He and the five men following him were wearing brown coveralls over their black SS uniforms. It was Hauptsturmführer Schäfer’s intention, should anything go wrong—and it looked at this moment as if that had happened—to shed the coveralls, which would permit him and his men to claim the protection of the Geneva Convention and POW status.
He wasn’t sure if that was the case.
How did the Geneva Convention feel about armed soldiers of a belligerent power being discovered—possibly after having taken some lives—roaming around a neutral country?
At the very least, Schäfer had decided, it would buy them some time until SS-Brigadeführer von Deitzberg and the Argentine oberst, Schmidt, found out they had been arrested and could start working on getting them freed.
He could now see the end of the row of grapevines. There was nothing in it. He held up his hand for the men behind him to stop, then gestured for them to move to the left and right, into the spaces between adjacent rows of vines.
A minute later, he heard the soft chirp of a whistle, telling him that one of his men had found something.
Reminding himself that stealth was still of great importance, he moved quietly through two rows to the left.
One of his troopers pointed to the end of that row.
Another of his men was standing there holding what looked like an American Thompson submachine gun. His legs straddled a body on the ground.
Schäfer ran down the path to him.
The man came to attention when Schäfer got close.
“Report!” Schäfer snapped.
“I had no choice, sir. He was coming through the vines toward me. When he came into this one, I shot him.”
Something will have to be done with the body. I can’t just leave it here.
It will fit in the trunk of one of the cars.

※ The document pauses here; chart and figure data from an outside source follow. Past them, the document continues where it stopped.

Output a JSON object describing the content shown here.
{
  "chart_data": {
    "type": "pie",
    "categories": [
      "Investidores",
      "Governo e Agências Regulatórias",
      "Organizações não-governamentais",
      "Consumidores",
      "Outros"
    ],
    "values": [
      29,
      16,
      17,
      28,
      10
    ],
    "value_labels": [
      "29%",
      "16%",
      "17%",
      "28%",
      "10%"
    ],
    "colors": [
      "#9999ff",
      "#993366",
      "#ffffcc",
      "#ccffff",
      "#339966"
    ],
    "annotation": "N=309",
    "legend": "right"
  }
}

But what if one of the gendarmes at one of their checkpoints doesn’t just wave us through in the belief that a sedan belonging to the 10th Mountain Regiment poses no threat to anything?

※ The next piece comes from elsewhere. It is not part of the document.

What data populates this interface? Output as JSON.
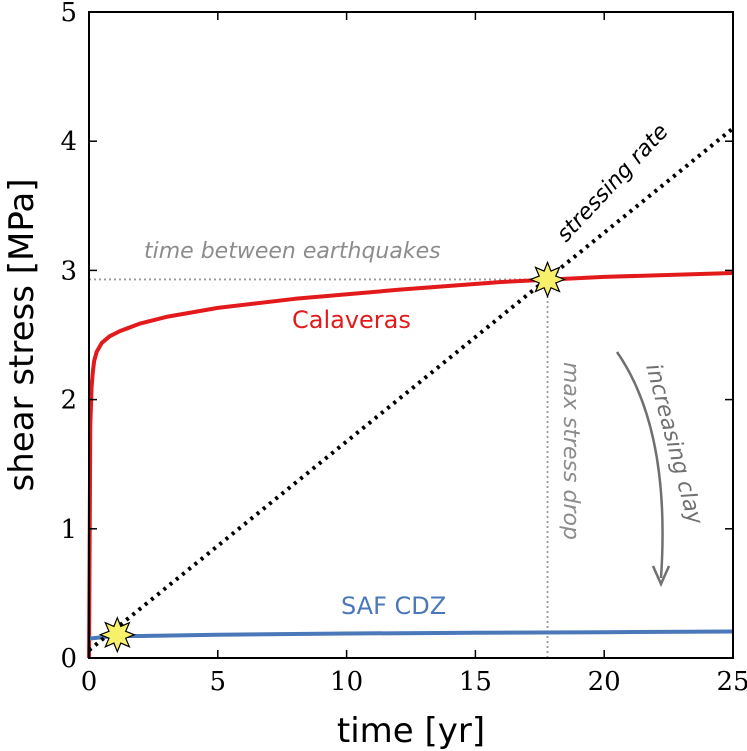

How the hell would I explain a body?
He pointed to one of his men. “In the back of one of the cars is a shovel,” Schäfer ordered. “Go to it, get the shovel, and come back here. The rest of you move the body farther away from the road. Move quickly!”

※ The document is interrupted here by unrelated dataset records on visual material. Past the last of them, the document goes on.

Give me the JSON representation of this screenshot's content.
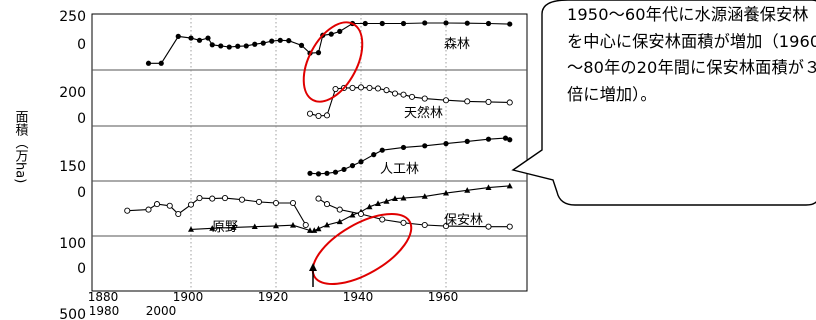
{
  "chart_data": {
    "type": "line",
    "ylabel": "面積（万ha)",
    "y_tick_labels": [
      {
        "lines": [
          "250",
          "0"
        ]
      },
      {
        "lines": [
          "200",
          "0"
        ]
      },
      {
        "lines": [
          "150",
          "0"
        ]
      },
      {
        "lines": [
          "100",
          "0"
        ]
      },
      {
        "lines": [
          "500"
        ]
      }
    ],
    "x_tick_labels": [
      "1880",
      "1900",
      "1920",
      "1940",
      "1960"
    ],
    "x_tick_labels_lower": [
      "1980",
      "2000"
    ],
    "xlim": [
      1880,
      1980
    ],
    "panel_ylim": [
      0,
      500
    ],
    "panels": [
      {
        "label": "森林",
        "marker": "filled-circle",
        "segments": [
          [
            [
              1890,
              60
            ],
            [
              1893,
              60
            ],
            [
              1897,
              300
            ],
            [
              1900,
              285
            ],
            [
              1902,
              265
            ],
            [
              1904,
              285
            ],
            [
              1905,
              225
            ],
            [
              1907,
              215
            ],
            [
              1909,
              205
            ],
            [
              1911,
              212
            ],
            [
              1913,
              215
            ],
            [
              1915,
              230
            ],
            [
              1917,
              240
            ],
            [
              1919,
              258
            ],
            [
              1921,
              265
            ],
            [
              1923,
              262
            ],
            [
              1926,
              220
            ],
            [
              1928,
              150
            ],
            [
              1930,
              155
            ],
            [
              1931,
              310
            ],
            [
              1933,
              320
            ],
            [
              1935,
              345
            ],
            [
              1938,
              415
            ],
            [
              1941,
              415
            ],
            [
              1945,
              415
            ],
            [
              1950,
              415
            ],
            [
              1955,
              420
            ],
            [
              1960,
              420
            ],
            [
              1965,
              418
            ],
            [
              1970,
              415
            ],
            [
              1975,
              410
            ]
          ]
        ]
      },
      {
        "label": "天然林",
        "marker": "open-circle",
        "segments": [
          [
            [
              1928,
              110
            ],
            [
              1930,
              90
            ],
            [
              1932,
              95
            ],
            [
              1934,
              330
            ],
            [
              1936,
              340
            ],
            [
              1938,
              340
            ],
            [
              1940,
              345
            ],
            [
              1942,
              340
            ],
            [
              1944,
              335
            ],
            [
              1946,
              320
            ],
            [
              1948,
              290
            ],
            [
              1950,
              280
            ],
            [
              1952,
              260
            ],
            [
              1955,
              245
            ],
            [
              1960,
              230
            ],
            [
              1965,
              220
            ],
            [
              1970,
              215
            ],
            [
              1975,
              210
            ]
          ]
        ]
      },
      {
        "label": "人工林",
        "marker": "filled-circle",
        "segments": [
          [
            [
              1928,
              70
            ],
            [
              1930,
              65
            ],
            [
              1932,
              70
            ],
            [
              1934,
              80
            ],
            [
              1936,
              105
            ],
            [
              1938,
              140
            ],
            [
              1940,
              175
            ],
            [
              1943,
              240
            ],
            [
              1945,
              280
            ],
            [
              1950,
              305
            ],
            [
              1955,
              320
            ],
            [
              1960,
              340
            ],
            [
              1965,
              360
            ],
            [
              1970,
              380
            ],
            [
              1974,
              390
            ],
            [
              1975,
              375
            ]
          ]
        ]
      },
      {
        "label": "保安林",
        "marker": "filled-triangle",
        "segments": [
          [
            [
              1900,
              60
            ],
            [
              1905,
              70
            ],
            [
              1910,
              78
            ],
            [
              1915,
              85
            ],
            [
              1920,
              92
            ],
            [
              1924,
              98
            ],
            [
              1928,
              50
            ]
          ],
          [
            [
              1929,
              50
            ],
            [
              1930,
              65
            ],
            [
              1932,
              100
            ],
            [
              1935,
              130
            ],
            [
              1938,
              190
            ],
            [
              1940,
              220
            ],
            [
              1942,
              265
            ],
            [
              1944,
              295
            ],
            [
              1946,
              315
            ],
            [
              1948,
              340
            ],
            [
              1950,
              345
            ],
            [
              1955,
              360
            ],
            [
              1960,
              390
            ],
            [
              1965,
              415
            ],
            [
              1970,
              440
            ],
            [
              1975,
              455
            ]
          ]
        ]
      },
      {
        "label": "原野",
        "marker": "open-circle",
        "segments": [
          [
            [
              1885,
              230
            ],
            [
              1890,
              240
            ],
            [
              1892,
              290
            ],
            [
              1895,
              275
            ],
            [
              1897,
              200
            ],
            [
              1900,
              285
            ],
            [
              1902,
              345
            ],
            [
              1905,
              340
            ],
            [
              1908,
              345
            ],
            [
              1912,
              330
            ],
            [
              1916,
              310
            ],
            [
              1920,
              300
            ],
            [
              1924,
              300
            ],
            [
              1927,
              100
            ]
          ],
          [
            [
              1930,
              340
            ],
            [
              1932,
              290
            ],
            [
              1935,
              240
            ],
            [
              1940,
              200
            ],
            [
              1945,
              150
            ],
            [
              1950,
              120
            ],
            [
              1955,
              100
            ],
            [
              1960,
              90
            ],
            [
              1970,
              85
            ],
            [
              1975,
              85
            ]
          ]
        ]
      }
    ],
    "callout": "1950～60年代に水源涵養保安林を中心に保安林面積が増加（1960～80年の20年間に保安林面積が３倍に増加）。"
  }
}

“That’s deep enough,” Schäfer announced. “It only has to serve for a short time. Put him in it, and then start spreading the earth around.”
“Tamp it down. I don’t want anybody looking down the row and wondering why it’s not level.”
Schäfer handed the Thompson, which he had decided was not nearly as good a submachine gun as the Schmeisser, to one of his men and then stepped gingerly onto the tamped-down dirt on the grave.
“Hände hoch!” a voice barked.
This was immediately followed by a very loud burst of automatic weapons fire. The man holding the Thompson fell backward, still holding the Thompson.
Schäfer now saw that a very large man was pointing a Thompson at him.
And then a smaller man who appeared to be wearing an American uniform—there were chevrons on the sleeve of his shirt that looked American—pushed down the barrel of the larger man’s submachine gun.
“Enrico,” the smaller man flared, “you stupid sonofabitch!”
Then he turned to Schäfer and repeated, “Hände hoch!” and then added, in fluent German, “My friend would like nothing better than to shoot all of you.”
Schäfer now saw there were half a dozen men, in addition to the big one who had fired the Thompson and the little one, the sergeant obviously in charge, in the passage between the rows of vines, three on each side of the grave.
They were all in civilian clothing. Three of them held Thompsons and the rest had Mauser cavalry carbines.
Schäfer raised his hands over his shoulders.